If you’ve spent any time here you know I’m not a fan of Specialized. I know this puts me in the minorty, but I don’t care. I don’t think their bikes are particularly…… special – Specialized, Giant, Trek, whatever. Plus their actions as a corporate entity don’t serve the industry or the community – just their brand and their bottom line.
Yes I know it’s a business and businesses have to behave in a certain way in order to stay businesses, but other companies don’t do the things that Specialized does, and look at them – they still exist.
Anyway, I digress. Stay on target!
The Specialized Stumpjumper debuted in 1981 and was hugely important to the fledgling sport of mountain biking as it was the first production mountain bike. Prior to the Stumpjumper, you needed to custom order a frame from Tim Ritchey or Joe Breeze, try to round up the right touring and motorcycle parts, and then put it together. But now, you could walk into a shop, and ride out minutes later on a fully functioning mountain bike.
And it obviously worked very well, because it stuck around as part of Specialized’s mountain bike lineup (as a steel hardtail) for 15 years. Some people would say that it worked so well because Specialized’s founder Mike Sinyard shipped a Ritchey frame to Taiwan and had a factory copy it. True or not, the Stumpjumper getting in on the ground floor of the explosion in popularity of mountain biking surely helped Specialized become the giant it is today.
I am already so damn tired of typing the word Specialized. I hate the word even!
Check out this ’89 Stumpjumper – it’s gorgeous! It’s just classic vintage MTB. Back then they had some cool graphics and great colours. This ’88 looks cool too. I don’t know what it is exactly but I love chainstay brake bikes like that ’88. I like the lack of cables on the top tube and seatstays, it just looks clean.
As we move into the 90’s, the Stumpjumper looked more business-like – no more cool graphics and fades. Just one colour and the now iconic Stumpjumper script. There’s a little bit of top tube slope creeping into the geometry though. Is that the Canadian influence? Hard, if not impossible, to say – but I’m going to say it.
By the mid to late 90’s, the Stumpjumper has become an aluminium hardtail, using Specialized’s extra fancy metal matrix composite with ceramic oxide particles. I remember this being a big deal at the time, but it didn’t stick around long, so it must not have been all that great. It did generate another iconic bike from Specialized though – the World Championship winning M2 Stumpjumper ridden by the legendary Ned Overend.
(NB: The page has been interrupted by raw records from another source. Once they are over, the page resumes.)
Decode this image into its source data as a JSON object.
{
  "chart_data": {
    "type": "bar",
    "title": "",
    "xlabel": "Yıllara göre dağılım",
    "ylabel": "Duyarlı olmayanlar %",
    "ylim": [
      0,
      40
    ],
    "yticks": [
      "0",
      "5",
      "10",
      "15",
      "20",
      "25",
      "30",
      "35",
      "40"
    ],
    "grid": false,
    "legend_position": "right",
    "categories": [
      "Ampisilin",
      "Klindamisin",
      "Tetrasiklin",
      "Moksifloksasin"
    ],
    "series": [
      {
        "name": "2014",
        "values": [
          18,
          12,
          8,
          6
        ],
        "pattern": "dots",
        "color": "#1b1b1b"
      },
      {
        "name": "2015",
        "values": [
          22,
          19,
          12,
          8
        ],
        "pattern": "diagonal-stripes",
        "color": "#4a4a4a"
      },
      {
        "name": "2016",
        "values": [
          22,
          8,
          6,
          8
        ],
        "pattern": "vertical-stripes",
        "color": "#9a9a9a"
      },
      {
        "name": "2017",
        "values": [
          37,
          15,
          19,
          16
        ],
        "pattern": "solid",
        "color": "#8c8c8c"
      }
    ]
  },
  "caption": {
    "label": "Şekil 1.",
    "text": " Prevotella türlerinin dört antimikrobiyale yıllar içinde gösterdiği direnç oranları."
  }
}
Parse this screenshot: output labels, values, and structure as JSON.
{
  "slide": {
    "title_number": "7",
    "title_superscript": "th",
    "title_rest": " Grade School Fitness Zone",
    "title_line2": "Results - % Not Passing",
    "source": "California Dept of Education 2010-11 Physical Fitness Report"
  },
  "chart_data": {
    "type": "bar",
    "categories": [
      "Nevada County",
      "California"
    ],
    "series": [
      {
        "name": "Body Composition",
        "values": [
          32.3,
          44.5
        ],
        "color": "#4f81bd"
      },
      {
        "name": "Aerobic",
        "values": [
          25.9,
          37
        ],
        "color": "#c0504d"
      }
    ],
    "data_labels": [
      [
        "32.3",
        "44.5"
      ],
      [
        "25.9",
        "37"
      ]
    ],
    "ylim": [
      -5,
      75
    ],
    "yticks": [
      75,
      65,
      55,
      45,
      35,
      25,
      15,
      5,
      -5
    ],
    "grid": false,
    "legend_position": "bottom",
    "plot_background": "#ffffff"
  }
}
And this is where my interest in the Stumpjumper, and Specialized in general (apart from the MAX backbone FSR that is) ends. 1995 was the last year that Specialized made a steel Stumpjumper, which gave it a pretty decent run of 15 years. Now it’s a 150mm travel 27.5″ trail bike, a carbon 29er, a “short travel” trail bike (130mm is short travel now!!), and probably a toaster, vape pen, perpetual motion machine, and a really nice pocket knife.
I hope you enjoyed this quick review of the old Stumpjujmpers, because I promise you that I will never again write about the pecialized Stumpjumper again!
I cannot stand to type out the words Specialzied and Sumpjujmper anymore.